GiVE: Guiding Visual Encoder to Perceive Overlooked Information

TL;DR

GiVE addresses the gap where visual encoders in multimodal LLMs either lack semantic alignment with text or overlook non-salient objects. It proposes the Attention-Guided Adapter (AG-Adapter) and Object-focused Visual Semantic Learning, governed by three losses—OITC, OIIC, and OID—alongside the MOInst dataset to enable instruction-driven, object-centric perception. The approach yields state-of-the-art performance on image classification and image-text retrieval across LVIS and MOInst, with ablations confirming the necessity of all components. By enabling dynamic focus and comprehensive object retrieval, GiVE enhances semantic alignment and practical utility in vision-language systems.

Abstract

Multimodal Large Language Models have advanced AI in applications like text-to-video generation and visual question answering. These models rely on visual encoders to convert non-text data into vectors, but current encoders either lack semantic alignment or overlook non-salient objects. We propose the Guiding Visual Encoder to Perceive Overlooked Information (GiVE) approach. GiVE enhances visual representation with an Attention-Guided Adapter (AG-Adapter) module and an Object-focused Visual Semantic Learning module. These incorporate three novel loss terms: Object-focused Image-Text Contrast (OITC) loss, Object-focused Image-Image Contrast (OIIC) loss, and Object-focused Image Discrimination (OID) loss, improving object consideration, retrieval accuracy, and comprehensiveness. Our contributions include dynamic visual focus adjustment, novel loss functions to enhance object retrieval, and the Multi-Object Instruction (MOInst) dataset. Experiments show our approach achieves state-of-the-art performance.

Paper Structure

This paper contains 17 sections, 13 equations, 3 figures, 4 tables.

Figures (3)

  • Figure 1: Motivation overview. (a) The original reconstruction-based encoder perceives the full image but is not aligned with textual semantics, thereby limiting its utility for LLMs in effectively interpreting the image embeddings. (b) The contrastive learning-based encoder only processes images without the benefit of textual instructions, leading to a focus solely on salient objects (Ⓟ) and neglecting user-specific concerns (Ⓞ). (c) Our proposed visual encoder addresses these limitations by flexibly adjusting its focus to highlight various objects, whether salient (Ⓢ) or non-salient (Ⓝ), according to the provided instructions.
  • Figure 2: Overall architecture of GiVE. The plug-in module, AG-Adapter, is inserted into the feature extraction layers of the visual encoder and trained with the three losses proposed in our work: Object-focused Image-Text Contrast (OITC), Object-focused Image-Image Contrast (OIIC), and Object-focused Image Discrimination (OID).

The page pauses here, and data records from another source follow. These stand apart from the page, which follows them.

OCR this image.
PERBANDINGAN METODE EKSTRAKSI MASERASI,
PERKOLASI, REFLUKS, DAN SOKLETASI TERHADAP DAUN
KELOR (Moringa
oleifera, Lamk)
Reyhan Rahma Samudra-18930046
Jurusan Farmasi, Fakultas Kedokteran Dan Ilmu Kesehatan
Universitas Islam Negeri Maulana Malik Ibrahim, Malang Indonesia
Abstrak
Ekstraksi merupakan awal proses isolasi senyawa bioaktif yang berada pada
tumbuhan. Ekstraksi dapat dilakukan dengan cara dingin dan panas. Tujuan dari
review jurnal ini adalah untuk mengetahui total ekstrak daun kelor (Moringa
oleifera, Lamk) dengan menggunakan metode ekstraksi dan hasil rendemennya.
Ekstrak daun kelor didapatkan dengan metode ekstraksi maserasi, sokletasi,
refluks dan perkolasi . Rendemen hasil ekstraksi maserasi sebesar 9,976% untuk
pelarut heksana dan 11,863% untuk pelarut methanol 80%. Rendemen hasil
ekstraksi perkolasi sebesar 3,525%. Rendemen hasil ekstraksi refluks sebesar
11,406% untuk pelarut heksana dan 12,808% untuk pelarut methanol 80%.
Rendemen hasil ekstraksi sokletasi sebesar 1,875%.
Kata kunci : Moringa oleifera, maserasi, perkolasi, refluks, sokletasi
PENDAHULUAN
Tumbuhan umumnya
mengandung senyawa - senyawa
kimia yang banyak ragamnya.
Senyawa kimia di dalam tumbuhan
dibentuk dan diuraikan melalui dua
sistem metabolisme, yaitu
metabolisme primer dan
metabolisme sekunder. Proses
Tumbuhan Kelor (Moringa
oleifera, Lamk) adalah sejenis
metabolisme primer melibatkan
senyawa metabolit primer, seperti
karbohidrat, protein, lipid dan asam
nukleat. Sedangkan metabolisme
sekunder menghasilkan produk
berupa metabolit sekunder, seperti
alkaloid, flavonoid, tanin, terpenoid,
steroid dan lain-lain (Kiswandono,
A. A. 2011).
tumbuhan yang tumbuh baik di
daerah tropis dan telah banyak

Cross-attention is used to emphasize the visual elements most relevant to the textual instructions. The text instructions are pre-integrated into the prompt template designated as "a photo of {object}".
  • Figure 3: Learning objectives illustration. The image and text encoders jointly compute three losses. (a) For Object-focused Image-Text Contrast, the paired text and image should not only correspond to each other but also correspond to the same semantic object. (b) Object-focused Image-Image Contrast requires the model to predict pairs of image features that contain the same semantic object. (c) Object-focused Image Discrimination determines whether a specific object exists in the image or not. The text instructions, such as "bike", are pre-integrated into the prompt template designated as "a photo of {object}".